Economy, Business And Markets

Lending Rates Should Be Cut

Lending Rates Should Be Cut  Lending Rates Should Be Cut

As the Central Bank of Iran is preparing to submit a report to the Money and Credit Council on another interest cut, a finance expert has called on the two monetary authorities to shift their focus on lowering lending rates instead of deposit rates.

“Since productivity and cost of money vary in and among banks, productive banks could offer higher interests to depositors and minimize the gap between the lending and deposit rate. That is why the CBI and MCC should shift their attention toward lending rates instead of deposit rates,” Bahaodin Hosseini Hashemi told Fars News Agency. He added that “a deposit rate cut will only serve the interest of lenders and the real economy will never benefit from such measure.”

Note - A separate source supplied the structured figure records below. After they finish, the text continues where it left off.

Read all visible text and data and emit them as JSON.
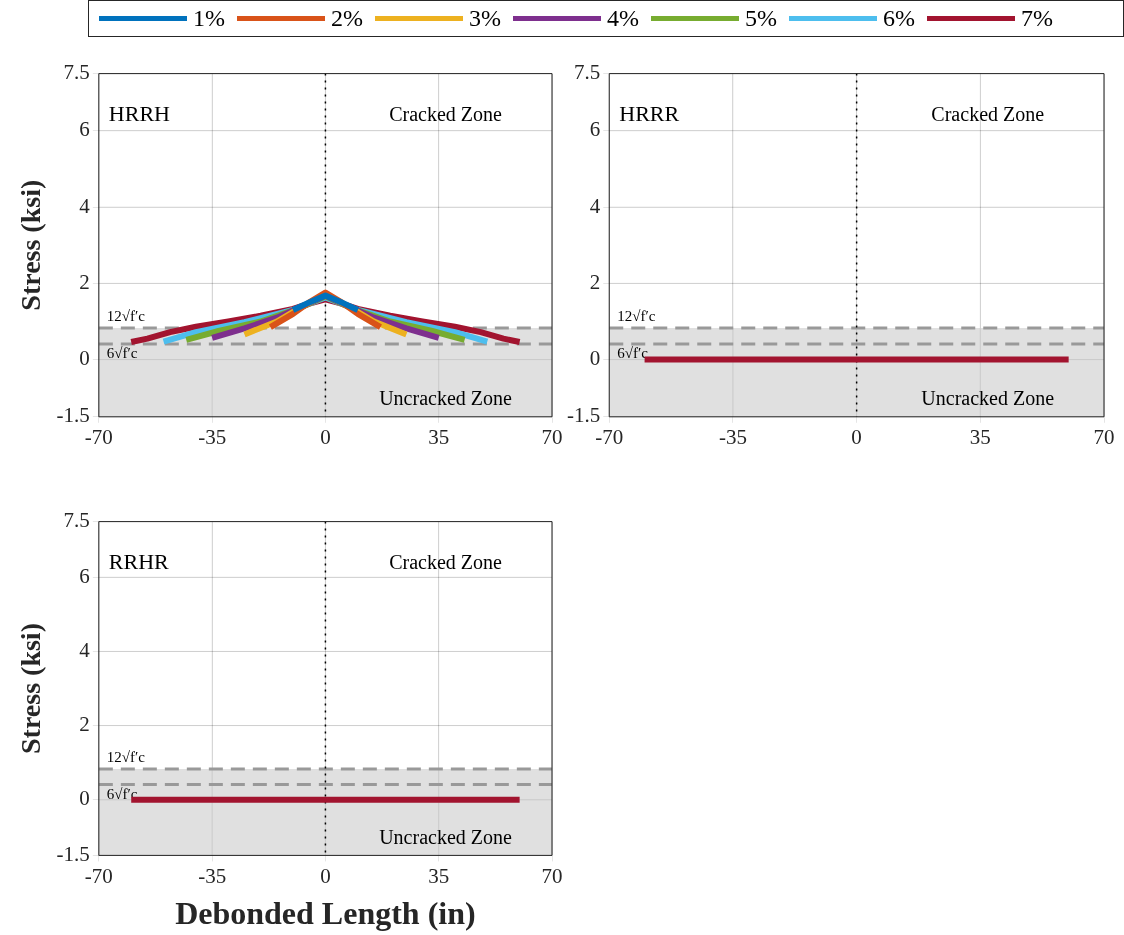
{
  "chart_data": [
    {
      "type": "line",
      "xlim": [
        -70,
        70
      ],
      "xticks": [
        -70,
        -35,
        0,
        35,
        70
      ],
      "ylim": [
        -1.5,
        7.5
      ],
      "yticks": [
        -1.5,
        0,
        2,
        4,
        6,
        7.5
      ],
      "ylabel": "Stress (ksi)",
      "grid": true,
      "legend": "top",
      "line_style": "solid",
      "marker": "none",
      "series": [
        {
          "name": "1%",
          "color": "#0072bd",
          "x": [
            -10,
            -5,
            0,
            5,
            10
          ],
          "values": [
            1.3,
            1.5,
            1.68,
            1.5,
            1.3
          ]
        },
        {
          "name": "2%",
          "color": "#d95319",
          "x": [
            -17,
            -10,
            -5,
            0,
            5,
            10,
            17
          ],
          "values": [
            0.85,
            1.2,
            1.5,
            1.76,
            1.5,
            1.2,
            0.85
          ]
        },
        {
          "name": "3%",
          "color": "#edb120",
          "x": [
            -25,
            -15,
            -8,
            0,
            8,
            15,
            25
          ],
          "values": [
            0.66,
            1.0,
            1.35,
            1.72,
            1.35,
            1.0,
            0.66
          ]
        },
        {
          "name": "4%",
          "color": "#7e2f8e",
          "x": [
            -35,
            -25,
            -15,
            -7,
            0,
            7,
            15,
            25,
            35
          ],
          "values": [
            0.57,
            0.82,
            1.1,
            1.4,
            1.68,
            1.4,
            1.1,
            0.82,
            0.57
          ]
        },
        {
          "name": "5%",
          "color": "#77ac30",
          "x": [
            -43,
            -33,
            -20,
            -8,
            0,
            8,
            20,
            33,
            43
          ],
          "values": [
            0.52,
            0.75,
            1.0,
            1.35,
            1.66,
            1.35,
            1.0,
            0.75,
            0.52
          ]
        },
        {
          "name": "6%",
          "color": "#4dbeee",
          "x": [
            -50,
            -40,
            -25,
            -10,
            0,
            10,
            25,
            40,
            50
          ],
          "values": [
            0.47,
            0.72,
            0.98,
            1.3,
            1.63,
            1.3,
            0.98,
            0.72,
            0.47
          ]
        },
        {
          "name": "7%",
          "color": "#a2142f",
          "x": [
            -60,
            -55,
            -48,
            -40,
            -30,
            -20,
            -10,
            -5,
            0,
            5,
            10,
            20,
            30,
            40,
            48,
            55,
            60
          ],
          "values": [
            0.46,
            0.55,
            0.72,
            0.86,
            1.0,
            1.15,
            1.33,
            1.47,
            1.58,
            1.47,
            1.33,
            1.15,
            1.0,
            0.86,
            0.72,
            0.55,
            0.46
          ]
        }
      ],
      "bands": [
        {
          "axis": "y",
          "from": -1.5,
          "to": 0.83,
          "color": "#e0e0e0"
        }
      ],
      "ref_lines": [
        {
          "axis": "y",
          "value": 0.83,
          "label": "12√f′c",
          "color": "#999999",
          "line_style": "dashed"
        },
        {
          "axis": "y",
          "value": 0.41,
          "label": "6√f′c",
          "color": "#999999",
          "line_style": "dashed"
        },
        {
          "axis": "x",
          "value": 0,
          "color": "#000000",
          "line_style": "dotted"
        }
      ],
      "annotations": [
        "HRRH",
        "Cracked Zone",
        "Uncracked Zone"
      ]
    },
    {
      "type": "line",
      "xlim": [
        -70,
        70
      ],
      "xticks": [
        -70,
        -35,
        0,
        35,
        70
      ],
      "ylim": [
        -1.5,
        7.5
      ],
      "yticks": [
        -1.5,
        0,
        2,
        4,
        6,
        7.5
      ],
      "grid": true,
      "line_style": "solid",
      "marker": "none",
      "series": [
        {
          "color": "#a2142f",
          "x": [
            -60,
            60
          ],
          "values": [
            0,
            0
          ]
        }
      ],
      "bands": [
        {
          "axis": "y",
          "from": -1.5,
          "to": 0.83,
          "color": "#e0e0e0"
        }
      ],
      "ref_lines": [
        {
          "axis": "y",
          "value": 0.83,
          "label": "12√f′c",
          "color": "#999999",
          "line_style": "dashed"
        },
        {
          "axis": "y",
          "value": 0.41,
          "label": "6√f′c",
          "color": "#999999",
          "line_style": "dashed"
        },
        {
          "axis": "x",
          "value": 0,
          "color": "#000000",
          "line_style": "dotted"
        }
      ],
      "annotations": [
        "HRRR",
        "Cracked Zone",
        "Uncracked Zone"
      ]
    },
    {
      "type": "line",
      "xlim": [
        -70,
        70
      ],
      "xticks": [
        -70,
        -35,
        0,
        35,
        70
      ],
      "ylim": [
        -1.5,
        7.5
      ],
      "yticks": [
        -1.5,
        0,
        2,
        4,
        6,
        7.5
      ],
      "xlabel": "Debonded Length (in)",
      "ylabel": "Stress (ksi)",
      "grid": true,
      "line_style": "solid",
      "marker": "none",
      "series": [
        {
          "color": "#a2142f",
          "x": [
            -60,
            60
          ],
          "values": [
            0,
            0
          ]
        }
      ],
      "bands": [
        {
          "axis": "y",
          "from": -1.5,
          "to": 0.83,
          "color": "#e0e0e0"
        }
      ],
      "ref_lines": [
        {
          "axis": "y",
          "value": 0.83,
          "label": "12√f′c",
          "color": "#999999",
          "line_style": "dashed"
        },
        {
          "axis": "y",
          "value": 0.41,
          "label": "6√f′c",
          "color": "#999999",
          "line_style": "dashed"
        },
        {
          "axis": "x",
          "value": 0,
          "color": "#000000",
          "line_style": "dotted"
        }
      ],
      "annotations": [
        "RRHR",
        "Cracked Zone",
        "Uncracked Zone"
      ]
    }
  ]
}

He said consensus among lenders to cut rates is unlikely as they struggle with structural problems. “If lenders agree to lower deposit rates to 18%, state-owned banks would have to comply and private lenders will (then) attract more deposits by offering higher rates.”

He went on to say “If the deposit rate is finally reduced to 18%, the inter-bank interest rate should be at maximum 20%+1% as common practice in other parts of the world where the inter-bank interest rate is an average of deposit rates plus one percentage point.”

He warned that inconsistent deposit and inter-bank interest rates will encourage the banks to attract deposits with 18% and then offer it in inter-bank market at 24%.

Approved deposit rates, in his opinion, are applied only to micro deposits that account for 90% of the total deposits in banks while “large deposits are offered far higher rates using various tricks.”

He noted that high lending rates are rooted in strong demand for loans and said “The banking system operates based on cash credits and that exerts pressure on their resources. In most parts of the world banks earn 50% of their income through service fees. In Iran, the figure is a paltry 10%.”